Thanks a lot keep posting the gardening ideas too. Love gardening also.
Sorry for writing on the wrong subject, but must try the cabbage recipe also.
Maurine Johnson says
As I am putting these in the oven just now, I see I cut them wrong! Somehow I think they will be just as yummy! We love roasted veggies!
JoAnne says
My husband and I love this cabbage recipe!
Diane C says
I love cabbage but have run out of ideas for ways to serve it. I cannot wait to try this!
Jean Howell says
Delicious!
Sue Smith says
Got some growing in my garden so I will certainly try this when they are ready. Thanks for the great idea.
Annie says
I make this often……..I have found that people who do not care for cabbage love this!
Frantique says
I will try the fennel seeds. Needed some new ideas. In summer when the garden is prolific I eat lots of vegetables for breakfast. I shred red cabbage and onions, saute in pan, add a splash of ‘real’ cider vinegar, kosher salt and pepper.
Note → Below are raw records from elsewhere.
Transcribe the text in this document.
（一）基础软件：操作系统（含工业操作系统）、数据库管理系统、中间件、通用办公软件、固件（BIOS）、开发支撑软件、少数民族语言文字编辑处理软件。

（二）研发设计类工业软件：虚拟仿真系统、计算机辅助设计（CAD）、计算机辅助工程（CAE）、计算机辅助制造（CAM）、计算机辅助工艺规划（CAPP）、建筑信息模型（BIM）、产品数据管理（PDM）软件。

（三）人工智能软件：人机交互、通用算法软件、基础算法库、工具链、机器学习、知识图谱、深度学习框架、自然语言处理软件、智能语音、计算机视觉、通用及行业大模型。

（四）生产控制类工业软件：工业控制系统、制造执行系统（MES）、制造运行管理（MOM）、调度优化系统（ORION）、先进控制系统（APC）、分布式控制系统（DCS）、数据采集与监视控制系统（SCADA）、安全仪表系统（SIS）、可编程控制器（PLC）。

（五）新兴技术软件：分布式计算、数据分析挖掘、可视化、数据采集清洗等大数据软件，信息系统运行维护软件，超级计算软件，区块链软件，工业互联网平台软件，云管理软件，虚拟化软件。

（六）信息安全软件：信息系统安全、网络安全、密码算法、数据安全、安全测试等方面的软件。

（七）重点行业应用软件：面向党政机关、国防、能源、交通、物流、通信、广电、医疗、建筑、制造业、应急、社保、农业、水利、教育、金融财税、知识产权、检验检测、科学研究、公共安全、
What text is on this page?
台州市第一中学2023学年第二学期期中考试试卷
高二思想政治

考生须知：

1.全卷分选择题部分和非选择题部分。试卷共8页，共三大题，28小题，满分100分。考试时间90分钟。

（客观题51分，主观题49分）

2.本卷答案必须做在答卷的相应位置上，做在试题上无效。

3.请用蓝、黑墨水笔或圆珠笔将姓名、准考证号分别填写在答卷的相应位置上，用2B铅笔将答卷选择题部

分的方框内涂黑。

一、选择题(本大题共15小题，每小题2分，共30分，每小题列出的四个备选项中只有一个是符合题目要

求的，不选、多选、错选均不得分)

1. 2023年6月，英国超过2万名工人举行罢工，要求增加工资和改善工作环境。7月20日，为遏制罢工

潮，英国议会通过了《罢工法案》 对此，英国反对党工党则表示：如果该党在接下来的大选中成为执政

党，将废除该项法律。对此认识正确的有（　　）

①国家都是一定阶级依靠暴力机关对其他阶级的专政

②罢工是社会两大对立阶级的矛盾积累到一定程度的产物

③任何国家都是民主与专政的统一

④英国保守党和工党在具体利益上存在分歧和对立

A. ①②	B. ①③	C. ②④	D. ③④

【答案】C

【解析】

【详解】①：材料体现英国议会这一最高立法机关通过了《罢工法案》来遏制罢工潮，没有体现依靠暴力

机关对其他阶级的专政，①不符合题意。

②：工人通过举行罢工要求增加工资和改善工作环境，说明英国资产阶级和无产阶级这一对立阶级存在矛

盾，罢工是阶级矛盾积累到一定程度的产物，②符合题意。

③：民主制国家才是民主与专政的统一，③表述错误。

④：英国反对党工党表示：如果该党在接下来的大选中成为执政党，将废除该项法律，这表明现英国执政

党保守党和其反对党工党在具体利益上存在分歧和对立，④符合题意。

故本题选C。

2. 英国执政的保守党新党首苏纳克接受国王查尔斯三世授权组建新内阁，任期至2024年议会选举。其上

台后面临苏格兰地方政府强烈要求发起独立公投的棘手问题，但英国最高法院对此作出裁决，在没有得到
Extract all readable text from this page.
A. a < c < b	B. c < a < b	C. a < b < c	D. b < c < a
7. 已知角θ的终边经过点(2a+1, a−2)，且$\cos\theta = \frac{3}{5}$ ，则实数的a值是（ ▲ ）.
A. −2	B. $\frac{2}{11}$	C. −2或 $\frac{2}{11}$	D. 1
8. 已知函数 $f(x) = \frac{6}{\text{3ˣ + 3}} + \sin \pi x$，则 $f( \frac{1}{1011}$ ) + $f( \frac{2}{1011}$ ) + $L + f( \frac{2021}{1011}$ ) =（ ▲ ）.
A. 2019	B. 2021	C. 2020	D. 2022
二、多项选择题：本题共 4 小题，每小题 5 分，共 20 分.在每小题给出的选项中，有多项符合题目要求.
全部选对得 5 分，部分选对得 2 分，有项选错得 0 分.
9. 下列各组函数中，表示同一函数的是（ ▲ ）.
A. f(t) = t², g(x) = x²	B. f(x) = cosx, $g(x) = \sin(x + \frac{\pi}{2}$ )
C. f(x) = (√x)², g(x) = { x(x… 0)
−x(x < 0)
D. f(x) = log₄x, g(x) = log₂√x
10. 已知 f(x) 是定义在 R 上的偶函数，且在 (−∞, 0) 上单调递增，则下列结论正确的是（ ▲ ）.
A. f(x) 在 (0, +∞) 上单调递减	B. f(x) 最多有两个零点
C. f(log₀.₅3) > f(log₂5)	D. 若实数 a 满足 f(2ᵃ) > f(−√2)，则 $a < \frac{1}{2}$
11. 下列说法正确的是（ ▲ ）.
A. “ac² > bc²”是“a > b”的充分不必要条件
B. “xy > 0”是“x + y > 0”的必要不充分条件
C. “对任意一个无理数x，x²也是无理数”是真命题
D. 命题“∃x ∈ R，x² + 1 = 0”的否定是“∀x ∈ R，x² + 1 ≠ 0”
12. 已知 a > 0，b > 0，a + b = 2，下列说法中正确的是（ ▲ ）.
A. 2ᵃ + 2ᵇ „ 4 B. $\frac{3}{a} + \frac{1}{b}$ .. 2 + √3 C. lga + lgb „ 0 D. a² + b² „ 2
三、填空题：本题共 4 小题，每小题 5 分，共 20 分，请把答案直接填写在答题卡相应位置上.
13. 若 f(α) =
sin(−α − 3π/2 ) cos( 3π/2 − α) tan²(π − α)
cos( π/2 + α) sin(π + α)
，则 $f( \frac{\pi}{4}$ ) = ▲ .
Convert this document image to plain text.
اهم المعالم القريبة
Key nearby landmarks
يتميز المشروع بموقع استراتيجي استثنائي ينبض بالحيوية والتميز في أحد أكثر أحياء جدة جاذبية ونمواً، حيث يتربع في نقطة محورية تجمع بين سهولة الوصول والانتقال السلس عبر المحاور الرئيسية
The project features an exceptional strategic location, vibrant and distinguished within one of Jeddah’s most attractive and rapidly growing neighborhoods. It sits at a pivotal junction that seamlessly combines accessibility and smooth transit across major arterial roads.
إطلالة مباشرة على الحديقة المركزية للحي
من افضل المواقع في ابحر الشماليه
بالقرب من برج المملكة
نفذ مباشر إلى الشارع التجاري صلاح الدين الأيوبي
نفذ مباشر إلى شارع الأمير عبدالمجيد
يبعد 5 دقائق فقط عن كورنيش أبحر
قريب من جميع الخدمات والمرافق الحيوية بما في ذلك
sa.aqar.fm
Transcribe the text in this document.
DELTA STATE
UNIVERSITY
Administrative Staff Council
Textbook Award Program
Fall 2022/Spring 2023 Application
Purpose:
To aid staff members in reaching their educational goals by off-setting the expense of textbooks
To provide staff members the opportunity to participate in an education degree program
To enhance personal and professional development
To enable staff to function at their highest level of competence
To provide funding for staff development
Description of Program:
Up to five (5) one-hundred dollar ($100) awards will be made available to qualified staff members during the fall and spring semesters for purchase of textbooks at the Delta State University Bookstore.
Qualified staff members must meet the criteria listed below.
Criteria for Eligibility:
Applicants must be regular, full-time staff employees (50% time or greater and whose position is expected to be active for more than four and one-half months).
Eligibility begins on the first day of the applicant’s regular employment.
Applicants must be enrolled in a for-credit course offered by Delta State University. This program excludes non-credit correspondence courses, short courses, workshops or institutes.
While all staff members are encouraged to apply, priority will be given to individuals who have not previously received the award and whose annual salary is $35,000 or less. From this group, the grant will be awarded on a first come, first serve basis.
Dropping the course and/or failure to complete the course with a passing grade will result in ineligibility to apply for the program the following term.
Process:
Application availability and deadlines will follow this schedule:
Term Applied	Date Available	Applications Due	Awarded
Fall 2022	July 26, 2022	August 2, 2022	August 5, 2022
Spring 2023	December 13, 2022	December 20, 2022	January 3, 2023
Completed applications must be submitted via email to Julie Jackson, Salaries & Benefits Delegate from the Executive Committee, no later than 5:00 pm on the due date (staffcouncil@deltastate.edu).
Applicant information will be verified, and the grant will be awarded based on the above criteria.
Remove to plate and add a bit of olive oil and bacon drippings to pan and soft fry an egg – yummy. I eat chard, kale, green beans, broccoli and brussels sprouts the same way with herbs of choice – summer breakfast almost always include vegetables. Pictures look great too Kevin – guests would be impressed :-). My recent breakfast included a bit of garlic, jalapeno pepper, baby zucchini, sweet corn with salt, pepper, cumin. Soft fried egg or scrambled. Uncomplicated and delicious! Keep the ideas coming. BTW, the kohli rabbi has been perfect this season.